Se diluye en el rayo de la luna el juramento. Un nudo de soledad se descuelga de una estrella viajera y se anida en uno de los corazones.
El otro corazón, aún sueña.

FRÍO, PÓLVORA Y VIOLÍN

Frío, pólvora y violín
Zoilo se desliza por las calles arboladas. Acaricia y besa los capullos de las flores. Bailotea descalzo alrededor de la plaza grande en busca de una moneda y un aplauso. Guarda su violín sin cuerdas en el hueco del árbol. Con una caña y un sueño enhebra las notas.
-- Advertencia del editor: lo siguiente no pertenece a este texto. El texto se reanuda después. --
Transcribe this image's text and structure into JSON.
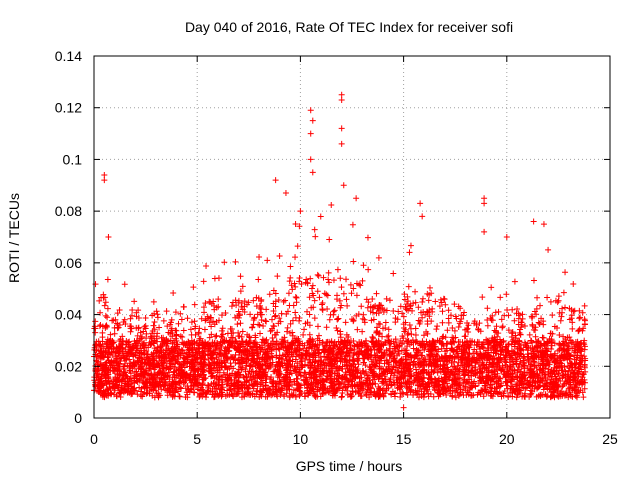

A muy pocos se lo cuenta. Y cuando lo hace, sus ojos se nublan de pólvora y sangre. Entonces arma un cigarro y se va. El viento se lleva sus penas embolsadas y la piel se le agrieta hasta sangrar. Él vivió las bombas y las metrallas y sus pies se congelaron hasta dolerle.
Tenía hambre y sed y los zapatos rotos. Soñaba con un castillo enorme de chocolate que le sirviese de refugio, para dormir ahí, abrigado, y volver a ser niño y remontar barriletes hasta las nubes. Se acurruca sobre sus rodillas y es un espiral humano sobre la escalinata blanca del amanecer que no llega nunca.
Zoilo tiene un monumento que les hicieron con un montón de llaves viejas. Pero no le sirve porque no aplaude, no le habla, no lo mira. No lo mima.